Rischierò di essere impopolare quando dico che l’eccessiva apertura delle frontiere ai migranti rappresenti un rischio concreto per i Paesi ospitanti.
Sia chiaro: in questi anni ho visto e raccontato storie di autentica disperazione, di schiavitù e fuga da guerre ingiuste. In questo caso l’accoglienza è sacrosanta: simbolo di umanità tra popoli. Ma è anche vero che i cosiddetti “barconi della speranza” sono spesso e volentieri un canale privilegiato per la fuga di pericolosi assassini nordafricani, criminali dei gruppi che organizzano le traversate, e – forse ciò che più ci preoccupa – presunti simpatizzanti dell’Isis. Di certa c’è che un’inchiesta aperta dalla Procura di Palermo che vede già cinque indagati: due libici, due siriani e un egiziano. Clandestini che tenevano sui cellulari foto in cui sono ritratti con fucili e in assetto da guerra. Ma c’è di più: i servizi segreti in questi mesi avrebbero monitorato i loro spostamenti in cerca di depositi di armi.

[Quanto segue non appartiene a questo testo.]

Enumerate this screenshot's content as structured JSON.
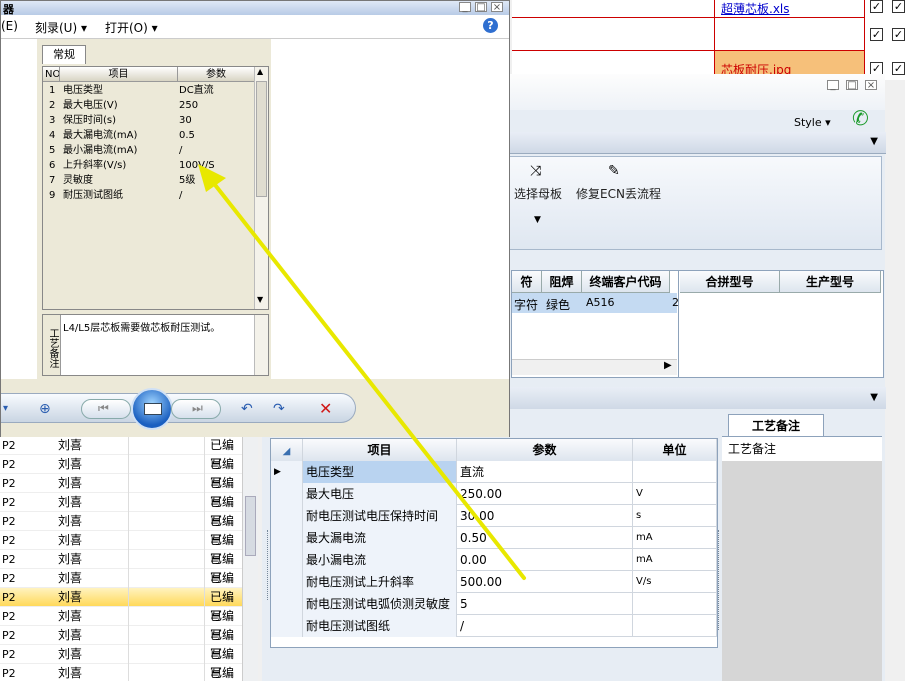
{
  "xls": {
    "link1": "超薄芯板.xls",
    "link3": "芯板耐压.jpg"
  },
  "app": {
    "style_label": "Style",
    "ribbon": {
      "btn_select_board": "选择母板",
      "btn_fix_ecn": "修复ECN丢流程"
    },
    "grid1": {
      "headers": [
        "符",
        "阻焊",
        "终端客户代码",
        "合拼型号",
        "生产型号"
      ],
      "row": [
        "字符",
        "绿色",
        "A516",
        "2"
      ]
    }
  },
  "params": {
    "headers": {
      "item": "项目",
      "param": "参数",
      "unit": "单位"
    },
    "rows": [
      {
        "item": "电压类型",
        "param": "直流",
        "unit": ""
      },
      {
        "item": "最大电压",
        "param": "250.00",
        "unit": "V"
      },
      {
        "item": "耐电压测试电压保持时间",
        "param": "30.00",
        "unit": "s"
      },
      {
        "item": "最大漏电流",
        "param": "0.50",
        "unit": "mA"
      },
      {
        "item": "最小漏电流",
        "param": "0.00",
        "unit": "mA"
      },
      {
        "item": "耐电压测试上升斜率",
        "param": "500.00",
        "unit": "V/s"
      },
      {
        "item": "耐电压测试电弧侦测灵敏度",
        "param": "5",
        "unit": ""
      },
      {
        "item": "耐电压测试图纸",
        "param": "/",
        "unit": ""
      }
    ]
  },
  "remark": {
    "tab": "工艺备注",
    "header": "工艺备注"
  },
  "leftlist": {
    "rows": [
      [
        "P2",
        "刘喜",
        "已编写"
      ],
      [
        "P2",
        "刘喜",
        "已编写"
      ],
      [
        "P2",
        "刘喜",
        "已编写"
      ],
      [
        "P2",
        "刘喜",
        "已编写"
      ],
      [
        "P2",
        "刘喜",
        "已编写"
      ],
      [
        "P2",
        "刘喜",
        "已编写"
      ],
      [
        "P2",
        "刘喜",
        "已编写"
      ],
      [
        "P2",
        "刘喜",
        "已编写"
      ],
      [
        "P2",
        "刘喜",
        "已编写"
      ],
      [
        "P2",
        "刘喜",
        "已编写"
      ],
      [
        "P2",
        "刘喜",
        "已编写"
      ],
      [
        "P2",
        "刘喜",
        "已编写"
      ],
      [
        "P2",
        "刘喜",
        "已编写"
      ]
    ],
    "selected_index": 8
  },
  "dialog": {
    "title": "器",
    "menu": [
      "(E)",
      "刻录(U)",
      "打开(O)"
    ],
    "tab": "常规",
    "table_headers": [
      "NO",
      "项目",
      "参数"
    ],
    "rows": [
      [
        "1",
        "电压类型",
        "DC直流"
      ],
      [
        "2",
        "最大电压(V)",
        "250"
      ],
      [
        "3",
        "保压时间(s)",
        "30"
      ],
      [
        "4",
        "最大漏电流(mA)",
        "0.5"
      ],
      [
        "5",
        "最小漏电流(mA)",
        "/"
      ],
      [
        "6",
        "上升斜率(V/s)",
        "100V/S"
      ],
      [
        "7",
        "灵敏度",
        "5级"
      ],
      [
        "9",
        "耐压测试图纸",
        "/"
      ]
    ],
    "memo_label": "工艺备注",
    "memo_text": "L4/L5层芯板需要做芯板耐压测试。"
  }
}
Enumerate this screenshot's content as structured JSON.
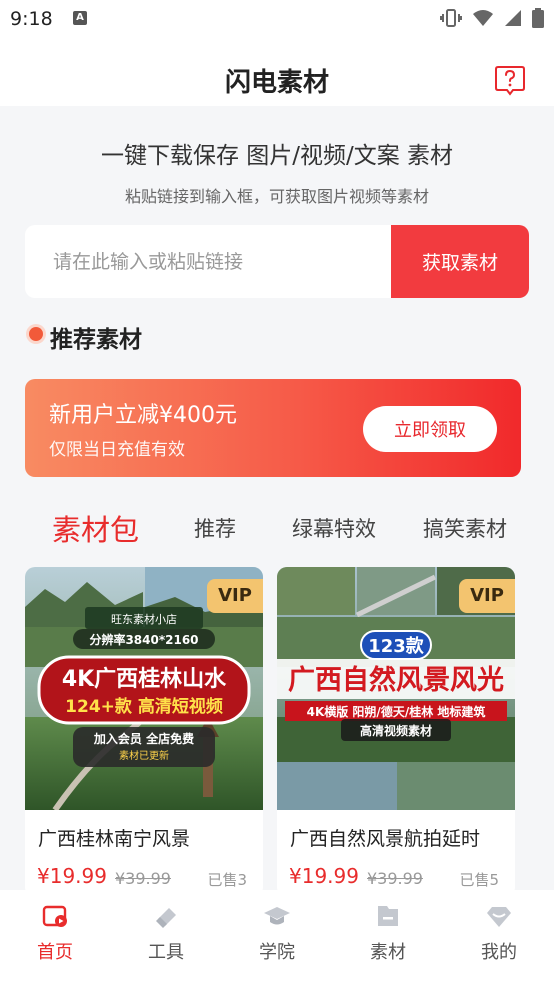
{
  "status_bar": {
    "time": "9:18",
    "notification_icon": "a-icon"
  },
  "header": {
    "title": "闪电素材",
    "help_icon": "help-icon"
  },
  "hero": {
    "title": "一键下载保存 图片/视频/文案 素材",
    "subtitle": "粘贴链接到输入框，可获取图片视频等素材"
  },
  "search": {
    "placeholder": "请在此输入或粘贴链接",
    "value": "",
    "button_label": "获取素材"
  },
  "recommend": {
    "title": "推荐素材"
  },
  "promo": {
    "title": "新用户立减¥400元",
    "subtitle": "仅限当日充值有效",
    "button_label": "立即领取"
  },
  "tabs": [
    {
      "label": "素材包",
      "active": true
    },
    {
      "label": "推荐",
      "active": false
    },
    {
      "label": "绿幕特效",
      "active": false
    },
    {
      "label": "搞笑素材",
      "active": false
    }
  ],
  "products": [
    {
      "name": "广西桂林南宁风景",
      "price": "¥19.99",
      "original_price": "¥39.99",
      "sold": "已售3",
      "badge": "VIP",
      "thumb_text": {
        "shop": "旺东素材小店",
        "resolution": "分辨率3840*2160",
        "headline": "4K广西桂林山水",
        "sub": "124+款 高清短视频",
        "member": "加入会员 全店免费",
        "update": "素材已更新"
      }
    },
    {
      "name": "广西自然风景航拍延时",
      "price": "¥19.99",
      "original_price": "¥39.99",
      "sold": "已售5",
      "badge": "VIP",
      "thumb_text": {
        "count": "123款",
        "headline": "广西自然风景风光",
        "sub": "4K横版 阳朔/德天/桂林 地标建筑",
        "caption": "高清视频素材"
      }
    }
  ],
  "tab_bar": [
    {
      "label": "首页",
      "icon": "home-icon",
      "active": true
    },
    {
      "label": "工具",
      "icon": "eraser-tool-icon",
      "active": false
    },
    {
      "label": "学院",
      "icon": "graduation-cap-icon",
      "active": false
    },
    {
      "label": "素材",
      "icon": "folder-icon",
      "active": false
    },
    {
      "label": "我的",
      "icon": "diamond-user-icon",
      "active": false
    }
  ],
  "colors": {
    "accent": "#e82c2c",
    "promo_start": "#f88b62",
    "promo_end": "#f1292b",
    "vip": "#f3c46f"
  }
}
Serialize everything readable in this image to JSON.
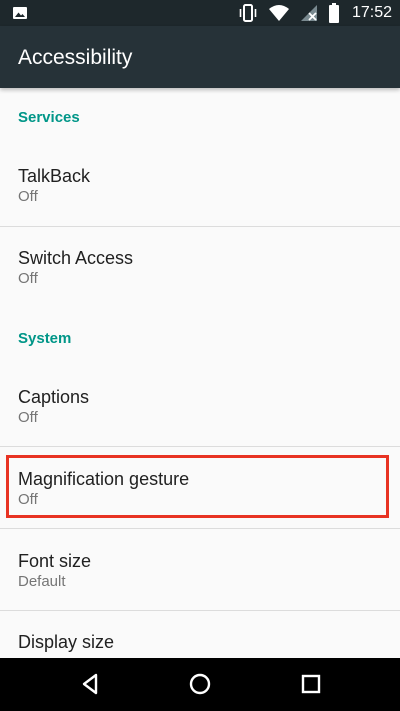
{
  "status_bar": {
    "time": "17:52",
    "left_icon": "image-icon",
    "icons": [
      "vibrate-icon",
      "wifi-icon",
      "no-signal-icon",
      "battery-icon"
    ]
  },
  "app_bar": {
    "title": "Accessibility"
  },
  "sections": [
    {
      "header": "Services",
      "items": [
        {
          "title": "TalkBack",
          "summary": "Off"
        },
        {
          "title": "Switch Access",
          "summary": "Off"
        }
      ]
    },
    {
      "header": "System",
      "items": [
        {
          "title": "Captions",
          "summary": "Off"
        },
        {
          "title": "Magnification gesture",
          "summary": "Off"
        },
        {
          "title": "Font size",
          "summary": "Default"
        },
        {
          "title": "Display size",
          "summary": ""
        }
      ]
    }
  ],
  "colors": {
    "status_bar": "#1e282c",
    "app_bar": "#263238",
    "section_header": "#009688",
    "highlight": "#e83323",
    "nav_bar": "#000000"
  },
  "nav_bar": {
    "icons": [
      "back-icon",
      "home-icon",
      "recents-icon"
    ]
  }
}
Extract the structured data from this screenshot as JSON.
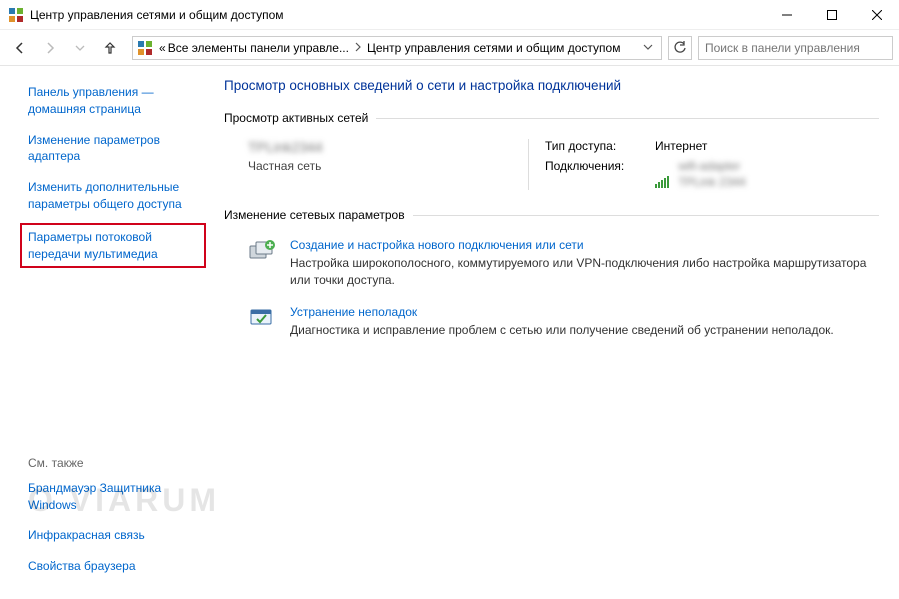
{
  "window": {
    "title": "Центр управления сетями и общим доступом"
  },
  "breadcrumb": {
    "root_prefix": "«",
    "parent": "Все элементы панели управле...",
    "current": "Центр управления сетями и общим доступом"
  },
  "search": {
    "placeholder": "Поиск в панели управления"
  },
  "sidebar": {
    "links": [
      "Панель управления — домашняя страница",
      "Изменение параметров адаптера",
      "Изменить дополнительные параметры общего доступа",
      "Параметры потоковой передачи мультимедиа"
    ],
    "see_also_label": "См. также",
    "see_also": [
      "Брандмауэр Защитника Windows",
      "Инфракрасная связь",
      "Свойства браузера"
    ]
  },
  "main": {
    "heading": "Просмотр основных сведений о сети и настройка подключений",
    "active_networks_label": "Просмотр активных сетей",
    "network": {
      "name_blurred": "TPLink2344",
      "type": "Частная сеть",
      "access_label": "Тип доступа:",
      "access_value": "Интернет",
      "connections_label": "Подключения:",
      "connection_blurred_line1": "wifi-adapter",
      "connection_blurred_line2": "TPLink 2344"
    },
    "change_settings_label": "Изменение сетевых параметров",
    "tasks": [
      {
        "title": "Создание и настройка нового подключения или сети",
        "desc": "Настройка широкополосного, коммутируемого или VPN-подключения либо настройка маршрутизатора или точки доступа."
      },
      {
        "title": "Устранение неполадок",
        "desc": "Диагностика и исправление проблем с сетью или получение сведений об устранении неполадок."
      }
    ]
  },
  "watermark": "O VIARUM"
}
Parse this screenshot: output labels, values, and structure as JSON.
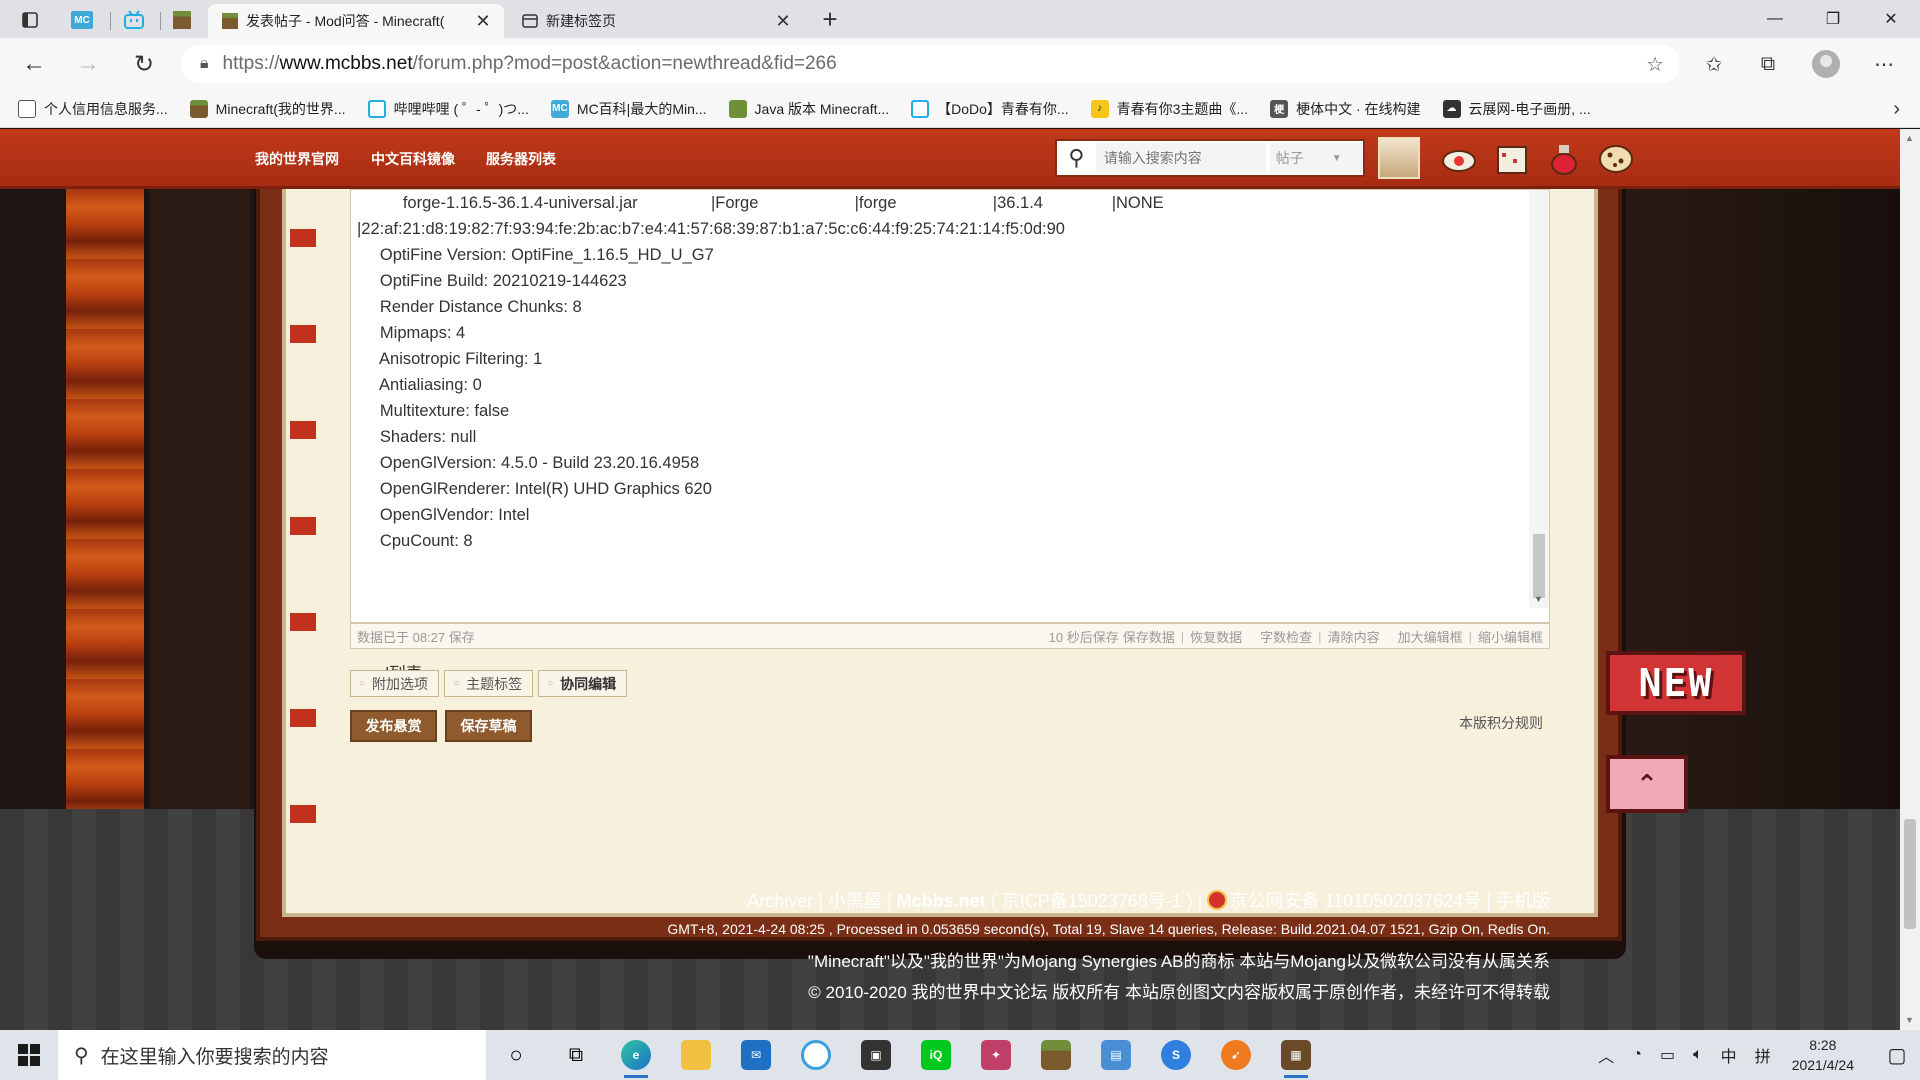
{
  "browser": {
    "tabs": [
      {
        "title": "发表帖子 - Mod问答 - Minecraft(",
        "active": true
      },
      {
        "title": "新建标签页",
        "active": false
      }
    ],
    "url": {
      "protocol": "https://",
      "host": "www.mcbbs.net",
      "path": "/forum.php?mod=post&action=newthread&fid=266"
    },
    "bookmarks": [
      {
        "label": "个人信用信息服务...",
        "icon": "document-icon",
        "color": "#ffffff"
      },
      {
        "label": "Minecraft(我的世界...",
        "icon": "grass-block-icon",
        "color": "#7b5a2e"
      },
      {
        "label": "哔哩哔哩 ( ゜- ゜)つ...",
        "icon": "bilibili-icon",
        "color": "#23ade5"
      },
      {
        "label": "MC百科|最大的Min...",
        "icon": "mc-wiki-icon",
        "color": "#3fa9d8"
      },
      {
        "label": "Java 版本 Minecraft...",
        "icon": "minecraft-cube-icon",
        "color": "#6f8f3a"
      },
      {
        "label": "【DoDo】青春有你...",
        "icon": "bilibili-icon",
        "color": "#23ade5"
      },
      {
        "label": "青春有你3主题曲《...",
        "icon": "yellow-app-icon",
        "color": "#f5c518"
      },
      {
        "label": "梗体中文 · 在线构建",
        "icon": "meme-site-icon",
        "color": "#555555"
      },
      {
        "label": "云展网-电子画册, ...",
        "icon": "cloud-site-icon",
        "color": "#333333"
      }
    ]
  },
  "site": {
    "nav": [
      "我的世界官网",
      "中文百科镜像",
      "服务器列表"
    ],
    "search": {
      "placeholder": "请输入搜索内容",
      "type": "帖子"
    },
    "editor": {
      "lines": [
        "          forge-1.16.5-36.1.4-universal.jar                |Forge                     |forge                     |36.1.4               |NONE",
        "|22:af:21:d8:19:82:7f:93:94:fe:2b:ac:b7:e4:41:57:68:39:87:b1:a7:5c:c6:44:f9:25:74:21:14:f5:0d:90",
        "     OptiFine Version: OptiFine_1.16.5_HD_U_G7",
        "     OptiFine Build: 20210219-144623",
        "     Render Distance Chunks: 8",
        "     Mipmaps: 4",
        "     Anisotropic Filtering: 1",
        "     Antialiasing: 0",
        "     Multitexture: false",
        "     Shaders: null",
        "     OpenGlVersion: 4.5.0 - Build 23.20.16.4958",
        "     OpenGlRenderer: Intel(R) UHD Graphics 620",
        "     OpenGlVendor: Intel",
        "     CpuCount: 8"
      ],
      "modlist_label": "mod列表:"
    },
    "statusbar": {
      "saved": "数据已于 08:27 保存",
      "autosave": "10 秒后保存",
      "save_data": "保存数据",
      "restore": "恢复数据",
      "wordcheck": "字数检查",
      "clear": "清除内容",
      "enlarge": "加大编辑框",
      "shrink": "缩小编辑框"
    },
    "options": [
      "附加选项",
      "主题标签",
      "协同编辑"
    ],
    "buttons": {
      "publish": "发布悬赏",
      "draft": "保存草稿"
    },
    "rules_link": "本版积分规则",
    "badges": {
      "new": "NEW"
    },
    "footer": {
      "archiver": "Archiver",
      "blackroom": "小黑屋",
      "site": "Mcbbs.net",
      "icp": "( 京ICP备15023768号-1 )",
      "police": "京公网安备 11010502037624号",
      "mobile": "手机版",
      "stats": "GMT+8, 2021-4-24 08:25 , Processed in 0.053659 second(s), Total 19, Slave 14 queries, Release: Build.2021.04.07 1521, Gzip On, Redis On.",
      "trademark": "\"Minecraft\"以及\"我的世界\"为Mojang Synergies AB的商标 本站与Mojang以及微软公司没有从属关系",
      "copyright": "© 2010-2020 我的世界中文论坛 版权所有 本站原创图文内容版权属于原创作者，未经许可不得转载"
    }
  },
  "taskbar": {
    "search_placeholder": "在这里输入你要搜索的内容",
    "ime": "中",
    "ime_mode": "拼",
    "time": "8:28",
    "date": "2021/4/24"
  }
}
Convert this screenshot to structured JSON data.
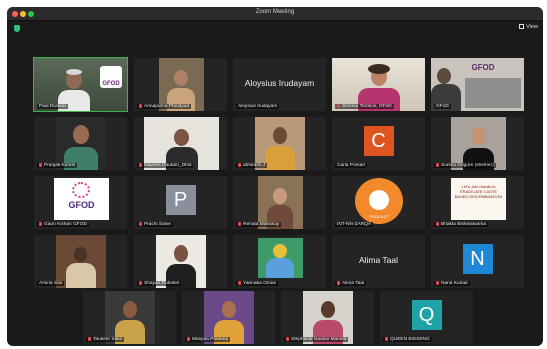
{
  "window": {
    "title": "Zoom Meeting",
    "view_label": "View"
  },
  "participants": [
    "Paul Divakar",
    "Annapurna Pfaridyud",
    "Aloysius Irudayam",
    "Simona Torotcoi, GFoD",
    "GFoD",
    "Pranjali Kureel",
    "Naveen Gautam_Dhol",
    "abhirami J",
    "Carla Pomarl",
    "Sunina Grigore (she/her)",
    "Gaon Kishan GFOD",
    "Prachi Salve",
    "Renata Mahasay",
    "INT-NN-ZARQA",
    "Bhakta Bishwakarma",
    "Amina Sali",
    "Shayan Robiden",
    "Yannaba Oman",
    "Alima Taal",
    "Nand Kumar",
    "Taukeer Sakil",
    "Manjula Pradeep",
    "Stéphanie Nadine Mamba",
    "QUEEN BISSENG"
  ],
  "tiles": {
    "aloysius_big": "Aloysius Irudayam",
    "alima_big": "Alima Taal",
    "carla_initial": "C",
    "prachi_initial": "P",
    "nand_initial": "N",
    "queen_initial": "Q",
    "gfod_logo_text": "GFOD",
    "poster_text": "Let's Join Hands to ERADICATE CASTE BASED DISCRIMINATION",
    "podcast_label": "PODCAST"
  },
  "colors": {
    "window_bg": "#1a1a1a",
    "tile_bg": "#242424",
    "active_speaker": "#3bb54a",
    "carla_avatar": "#e0541f",
    "prachi_avatar": "#8a8f9c",
    "nand_avatar": "#1e88d6",
    "queen_avatar": "#1fa3a8"
  }
}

L’Isis in Sicilia potrebbe dunque non essere solo uno slogan da consegnare ai partiti come la Lega di Salvini. Così come gli immigrati non sono tutti pericolosi o criminali. In mezzo c’è un grande lavoro delle forze dell’ordine e delle tante cooperative che si battono quotidianamente (spesso senza stipendio) per garantire un’integrazione possibile, allontanando le frontiere dell’odio. Da una parte, e dall’altra.